Servizio riscossione, M5s attacca la giunta del sindaco Alessandrini

19 Giugno 2015

«Muro inspiegabile contro soluzioni alternative alla Soget». Il M5s attacca la giunta Alessandrini e denuncia «che è tutto da rifare sul servizio di accertamento e riscossione dei tributi». L’ammini...

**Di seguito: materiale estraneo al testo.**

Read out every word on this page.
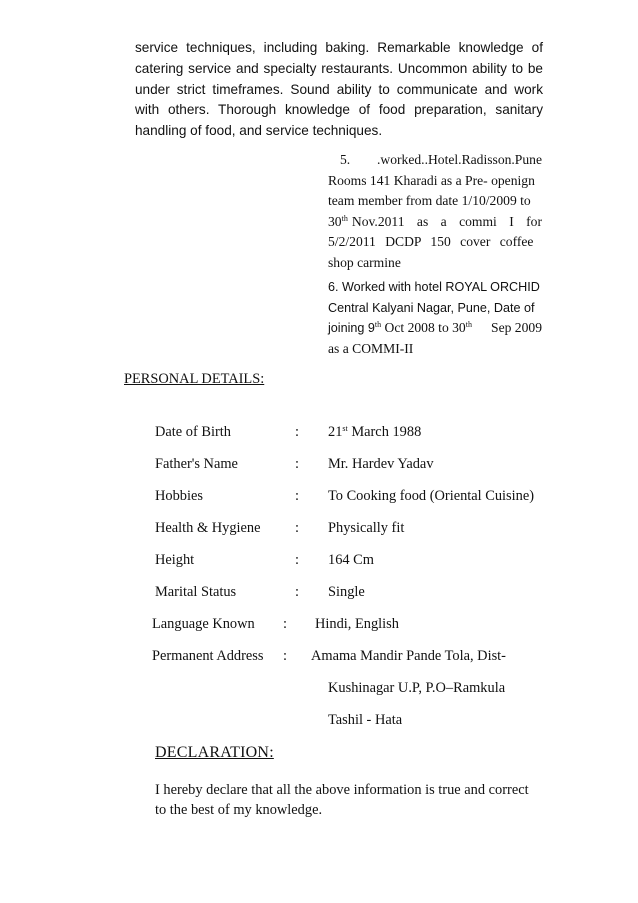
service techniques, including baking. Remarkable knowledge of catering service and specialty restaurants. Uncommon ability to be under strict timeframes. Sound ability to communicate and work with others. Thorough knowledge of food preparation, sanitary handling of food, and service techniques.
5. .worked..Hotel.Radisson.Pune
Rooms 141 Kharadi as a Pre- openign
team member from date 1/10/2009 to
30th Nov.2011 as a commi I for
5/2/2011 DCDP 150 cover coffee
shop carmine
6. Worked with hotel ROYAL ORCHID
Central Kalyani Nagar, Pune, Date of
joining 9th Oct 2008 to 30th Sep 2009
as a COMMI-II
PERSONAL DETAILS:
Date of Birth	: 21st March 1988
Father's Name	: Mr. Hardev Yadav
Hobbies	: To Cooking food (Oriental Cuisine)
Health & Hygiene : Physically fit
Height	: 164 Cm
Marital Status	: Single
Language Known : Hindi, English
Permanent Address : Amama Mandir Pande Tola, Dist-
Kushinagar U.P, P.O–Ramkula
Tashil - Hata
DECLARATION:
I hereby declare that all the above information is true and correct to the best of my knowledge.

«Muro inspiegabile contro soluzioni alternative alla Soget». Il M5s attacca la giunta Alessandrini e denuncia «che è tutto da rifare sul servizio di accertamento e riscossione dei tributi». L’amministrazione di centrosinistra, dicono i consiglieri pentastellati, «non accoglie la richiesta di valutare, in commissione finanze, la possibilità di internalizzare il servizio di accertamento e riscossione dei tributi evitando così il costo del rinnovo della concessione a un'agenzia esterna». Risorse che potrebbero essere utilizzate per alleggerire la pressione fiscale sui cittadini.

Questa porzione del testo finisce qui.